Peterson mentioned that percentiles are problematic because they change over time and can become outdated. However, she emphasizes that, even if BMI percentiles were updated to be as accurate as TMI for diagnosing adolescents as lean versus overweight, TMI still inherently estimates levels of body fat in adolescents more accurately than BMI does, while also eliminating the need for complicated percentiles.

“These findings are important,” Peterson said. “Many school districts send home report cards labeling adolescents as overweight, and children and adolescents tend to be more vulnerable to weight bias and fat shaming than adults.”

Obesity increases the risk of several chronic diseases in adults, including diabetes, cardiovascular disease and cancer. Children who are overweight are at an even higher risk than adults, and nearly one in six children in the United States is overweight. Several national and global initiatives are underway to screen and diagnose children who are overweight as a first step in curbing the obesity epidemic and the chronic diseases that follow.

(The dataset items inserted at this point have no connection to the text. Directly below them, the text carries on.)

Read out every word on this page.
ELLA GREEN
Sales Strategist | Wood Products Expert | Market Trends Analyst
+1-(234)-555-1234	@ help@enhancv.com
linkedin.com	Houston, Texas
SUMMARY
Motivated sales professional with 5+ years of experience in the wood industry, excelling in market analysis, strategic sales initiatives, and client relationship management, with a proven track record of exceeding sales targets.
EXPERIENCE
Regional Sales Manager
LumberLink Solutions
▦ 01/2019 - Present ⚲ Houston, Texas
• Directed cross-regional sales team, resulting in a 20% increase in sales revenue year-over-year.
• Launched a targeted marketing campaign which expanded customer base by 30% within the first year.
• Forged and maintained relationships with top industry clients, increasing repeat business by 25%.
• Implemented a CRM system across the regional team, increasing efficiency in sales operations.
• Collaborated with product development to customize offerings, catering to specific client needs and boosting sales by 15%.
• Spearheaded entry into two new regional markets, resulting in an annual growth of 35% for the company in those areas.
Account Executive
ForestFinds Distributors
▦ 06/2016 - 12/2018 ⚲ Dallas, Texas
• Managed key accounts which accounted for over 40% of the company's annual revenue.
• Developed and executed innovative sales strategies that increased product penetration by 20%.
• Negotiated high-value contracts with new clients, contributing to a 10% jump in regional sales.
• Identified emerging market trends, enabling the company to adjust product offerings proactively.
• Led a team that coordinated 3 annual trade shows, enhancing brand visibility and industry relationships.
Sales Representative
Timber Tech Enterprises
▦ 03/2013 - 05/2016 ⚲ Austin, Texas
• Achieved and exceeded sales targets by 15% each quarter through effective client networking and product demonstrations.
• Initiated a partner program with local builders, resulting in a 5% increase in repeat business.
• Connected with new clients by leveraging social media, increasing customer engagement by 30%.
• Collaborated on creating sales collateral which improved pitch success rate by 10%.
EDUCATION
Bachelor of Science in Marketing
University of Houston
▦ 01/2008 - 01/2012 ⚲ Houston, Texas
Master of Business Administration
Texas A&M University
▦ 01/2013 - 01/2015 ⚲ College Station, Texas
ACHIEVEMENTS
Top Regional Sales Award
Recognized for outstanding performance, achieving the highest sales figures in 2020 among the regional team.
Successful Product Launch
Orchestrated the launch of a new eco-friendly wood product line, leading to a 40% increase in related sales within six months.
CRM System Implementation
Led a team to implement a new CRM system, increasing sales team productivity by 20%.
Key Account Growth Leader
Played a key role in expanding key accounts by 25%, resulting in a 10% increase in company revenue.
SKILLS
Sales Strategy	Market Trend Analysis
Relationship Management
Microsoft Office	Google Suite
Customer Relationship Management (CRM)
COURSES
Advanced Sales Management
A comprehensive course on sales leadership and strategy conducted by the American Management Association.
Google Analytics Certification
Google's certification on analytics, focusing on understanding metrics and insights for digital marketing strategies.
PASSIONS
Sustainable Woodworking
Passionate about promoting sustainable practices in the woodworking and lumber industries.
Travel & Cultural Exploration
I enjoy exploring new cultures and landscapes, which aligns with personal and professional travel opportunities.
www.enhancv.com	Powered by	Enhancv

Investigators agree that further research is needed to assess the effectiveness of TMI in broader audiences, including wider age ranges and ethnicities.

“We look forward to collaborating with other existing national and global health organizations to analyze additional data for diagnosing weight status among children and adolescents,” Peterson said. “Ultimately, we hope this research lays the foundation for improving the health of adolescents, and we think that down the road TMI will likely replace BMI for children and adolescents.”